Por las mañanas, Daniel se iba casi antes de que ella se hubiera levantado, y Hannah había de desayunar sola, mientras la moza deambulaba a su alrededor. Catryn señalaba con sus gestos la garrafa de la mesa. Se conoce que pensaba que una mujer encinta nunca bebía de más, y Hannah se había sentido grandemente trastornada por la bebida durante toda una semana antes de reunir la voluntad para decir que no. Ahora se limitaba a hacer que no con la cabeza. Cuando bebía en demasía, el bebé se quedaba quieto, y a ella le gustaba sentirlo dando patadas y retorciéndose. Cuando permanecía quieto, aun unos pocos minutos, Hannah temía lo peor. Si el bebé moría, ¿qué haría Daniel? ¿Qué le haría a ella?

Hannah mandaba a la moza al mercado de los alrededores de la plaza del Dam a comprar café y hacía que le preparara un poco cada tarde. Un día, Daniel llegó pronto a casa y se encolerizó tanto cuando la vio beber de aquello que la golpeó hasta que ella se puso a dar voces por el bien del bebé. Ahora solo bebía durante las horas de la Bolsa, cuando sabía que Daniel no podía presentarse.

En ocasiones veía a Miguel por la calle, vestido como ahora solía con ropas buenas, caminando con su paso familiar en compañía de otros grandes mercaderes del Vlooyenburg. Se le veía satisfecho, joven y triunfal. Hannah no osaba mirarlo mucho rato. Si iba a su casa, si le decía que deseaba dejar a su esposo y vivir con él, ¿qué diría Miguel? Le diría que se fuera. Acaso si hubiera fracasado en su importante plan y no tuviera qué perder… acaso entonces la hubiera aceptado, pero no ahora.

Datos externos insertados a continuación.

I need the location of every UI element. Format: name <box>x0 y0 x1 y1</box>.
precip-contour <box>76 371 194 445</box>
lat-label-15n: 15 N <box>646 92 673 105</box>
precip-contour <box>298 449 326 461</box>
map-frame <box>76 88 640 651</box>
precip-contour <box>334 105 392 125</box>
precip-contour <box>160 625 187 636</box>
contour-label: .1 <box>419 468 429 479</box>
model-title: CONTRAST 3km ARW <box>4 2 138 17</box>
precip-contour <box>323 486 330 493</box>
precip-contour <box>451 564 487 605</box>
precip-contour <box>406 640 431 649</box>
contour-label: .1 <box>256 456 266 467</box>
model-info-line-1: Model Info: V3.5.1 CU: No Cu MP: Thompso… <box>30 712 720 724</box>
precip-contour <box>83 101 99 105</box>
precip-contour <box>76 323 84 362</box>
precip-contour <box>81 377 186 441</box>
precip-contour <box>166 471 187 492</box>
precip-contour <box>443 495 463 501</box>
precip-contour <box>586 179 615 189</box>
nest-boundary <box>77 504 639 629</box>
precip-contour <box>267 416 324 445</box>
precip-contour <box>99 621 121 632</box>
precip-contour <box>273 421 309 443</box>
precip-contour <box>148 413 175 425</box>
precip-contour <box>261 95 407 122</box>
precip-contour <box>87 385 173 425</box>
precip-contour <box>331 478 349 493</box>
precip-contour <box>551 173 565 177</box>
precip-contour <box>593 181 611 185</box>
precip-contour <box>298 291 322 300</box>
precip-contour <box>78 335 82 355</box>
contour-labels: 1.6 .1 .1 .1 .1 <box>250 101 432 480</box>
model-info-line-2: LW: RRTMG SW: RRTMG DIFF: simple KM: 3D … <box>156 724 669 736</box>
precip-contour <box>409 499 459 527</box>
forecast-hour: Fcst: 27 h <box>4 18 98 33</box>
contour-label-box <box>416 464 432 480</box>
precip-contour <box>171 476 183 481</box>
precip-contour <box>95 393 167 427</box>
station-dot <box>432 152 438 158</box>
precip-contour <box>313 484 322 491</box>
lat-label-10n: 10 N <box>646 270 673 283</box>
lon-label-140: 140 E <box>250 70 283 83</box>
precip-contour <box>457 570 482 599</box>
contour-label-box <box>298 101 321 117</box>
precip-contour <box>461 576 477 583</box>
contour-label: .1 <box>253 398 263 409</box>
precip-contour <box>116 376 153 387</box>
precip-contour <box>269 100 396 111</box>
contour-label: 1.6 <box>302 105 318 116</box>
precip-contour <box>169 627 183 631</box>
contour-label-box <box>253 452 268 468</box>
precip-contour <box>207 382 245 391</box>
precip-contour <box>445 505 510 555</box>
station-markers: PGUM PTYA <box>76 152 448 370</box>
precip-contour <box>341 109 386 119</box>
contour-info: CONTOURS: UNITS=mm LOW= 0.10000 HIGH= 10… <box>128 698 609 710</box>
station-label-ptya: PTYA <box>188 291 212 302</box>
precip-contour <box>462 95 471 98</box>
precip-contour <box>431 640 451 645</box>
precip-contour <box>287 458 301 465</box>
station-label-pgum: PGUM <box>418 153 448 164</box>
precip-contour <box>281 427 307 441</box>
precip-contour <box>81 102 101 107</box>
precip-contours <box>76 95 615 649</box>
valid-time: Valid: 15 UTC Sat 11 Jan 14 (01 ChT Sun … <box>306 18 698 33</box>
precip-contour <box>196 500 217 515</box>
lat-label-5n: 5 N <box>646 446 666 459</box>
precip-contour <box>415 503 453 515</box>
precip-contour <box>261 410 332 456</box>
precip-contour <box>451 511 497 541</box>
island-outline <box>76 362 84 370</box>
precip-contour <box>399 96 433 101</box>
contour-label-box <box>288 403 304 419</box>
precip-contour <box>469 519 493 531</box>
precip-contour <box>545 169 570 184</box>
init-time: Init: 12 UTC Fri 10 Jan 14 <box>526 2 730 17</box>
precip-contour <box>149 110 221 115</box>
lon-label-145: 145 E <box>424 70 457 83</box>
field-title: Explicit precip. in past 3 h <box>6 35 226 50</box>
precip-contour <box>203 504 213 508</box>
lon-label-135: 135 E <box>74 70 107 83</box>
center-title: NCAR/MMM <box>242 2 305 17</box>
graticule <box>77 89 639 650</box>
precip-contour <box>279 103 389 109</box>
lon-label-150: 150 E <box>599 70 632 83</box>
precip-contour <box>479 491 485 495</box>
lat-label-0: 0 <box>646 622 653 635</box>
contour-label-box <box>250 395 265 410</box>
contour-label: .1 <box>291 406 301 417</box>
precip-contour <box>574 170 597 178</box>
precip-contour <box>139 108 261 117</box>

Cuando Catryn recogió los platos del desayuno, ella y Hannah salieron al mercado. La moza no cocinaba ni la mitad de bien que Annetje, y sabía menos de escoger carnes y productos. Hannah tenía más ojo que ella, pero no decía nada. Dejaba que comprara verduras malas y carne pasada. ¿Qué le importaba a ella si las comidas eran demasiado blandas o amargas?

Tal era ahora su vida, zanahorias arrugadas y pescado podrido. Tales eran sus únicos placeres. Ella tenía a su esposo y tendría a su hija, por la cual rogaba a Dios que naciera sana y entera. Tales cosas habrían de ser suficiente, pues no podía haber más.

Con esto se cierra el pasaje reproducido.